Sex Under Sixteen?

Sexual activity amongst teenagers in Britain is becoming more and more widespread, or, as our authors put it, 'normative'. Perhaps a more realistic adjective would have been 'recreational'. Unsurprisingly, given such dangerous behaviour, Britain has the highest incidence of teenage pregnancy in Western Europe, with nearly 50,000 live births to women under twenty in 1998. Among these, nine out of ten are unmarried girls.

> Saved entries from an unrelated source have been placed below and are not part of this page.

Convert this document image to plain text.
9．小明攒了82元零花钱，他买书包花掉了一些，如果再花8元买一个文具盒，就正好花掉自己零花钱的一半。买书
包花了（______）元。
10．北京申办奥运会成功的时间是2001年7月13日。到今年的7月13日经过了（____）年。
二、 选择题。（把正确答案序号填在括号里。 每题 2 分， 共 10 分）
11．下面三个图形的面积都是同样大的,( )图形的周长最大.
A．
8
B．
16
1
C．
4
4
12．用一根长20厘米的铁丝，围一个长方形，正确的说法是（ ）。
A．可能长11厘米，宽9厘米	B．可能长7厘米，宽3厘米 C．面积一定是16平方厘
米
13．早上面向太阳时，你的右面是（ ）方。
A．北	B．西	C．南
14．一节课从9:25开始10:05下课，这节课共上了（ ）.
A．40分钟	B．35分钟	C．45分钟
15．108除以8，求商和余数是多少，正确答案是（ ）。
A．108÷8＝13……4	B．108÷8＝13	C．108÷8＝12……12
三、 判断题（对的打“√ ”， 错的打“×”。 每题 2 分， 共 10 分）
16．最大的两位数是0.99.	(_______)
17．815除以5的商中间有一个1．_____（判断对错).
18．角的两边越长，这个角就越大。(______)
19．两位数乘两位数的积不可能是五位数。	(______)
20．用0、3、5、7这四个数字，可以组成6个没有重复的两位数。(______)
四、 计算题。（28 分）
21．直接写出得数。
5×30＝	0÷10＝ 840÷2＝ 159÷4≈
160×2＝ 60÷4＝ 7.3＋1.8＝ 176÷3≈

The report is quite straightforward in noting that the data do not suggest that sex education is very successful in delaying sexual activity or preventing pregnancy. A rethink is called for, emphasising the family context most appropriate for sexual activity. In other words, it is not sex education in principle which is wrong but the contingent message the present version carries and the people who are doing the job. However, given the high proportion of young people who say that, for them, sexual intercourse was a matter of 'getting carried away', often while drunk, it is questionable if even the best programmes of sex education are going to have much impact . Nor is the provision of contraception seen by the young people as a problem.

The report concludes that parental care and disc!pline can help a lot. Two parents are usually better than one. Indeed, one of the most striking findings of Dr Hill's research is that children who are sexually active are twice as likely to be from broken homes. Home can be more protective of children's interests. Parents can help as to what children watch on TV or read. Young people need to have emphasised to them that drugs and alcohol can lower resistance to temptation.

It is interesting that the report shows that the young people themselves are often so sensible. How else can we hope to reverse forty years of 'child-centred' nonsense about school and parenting and sexual 'expression', unless the younger generation themselves come to see how pernicious it all is?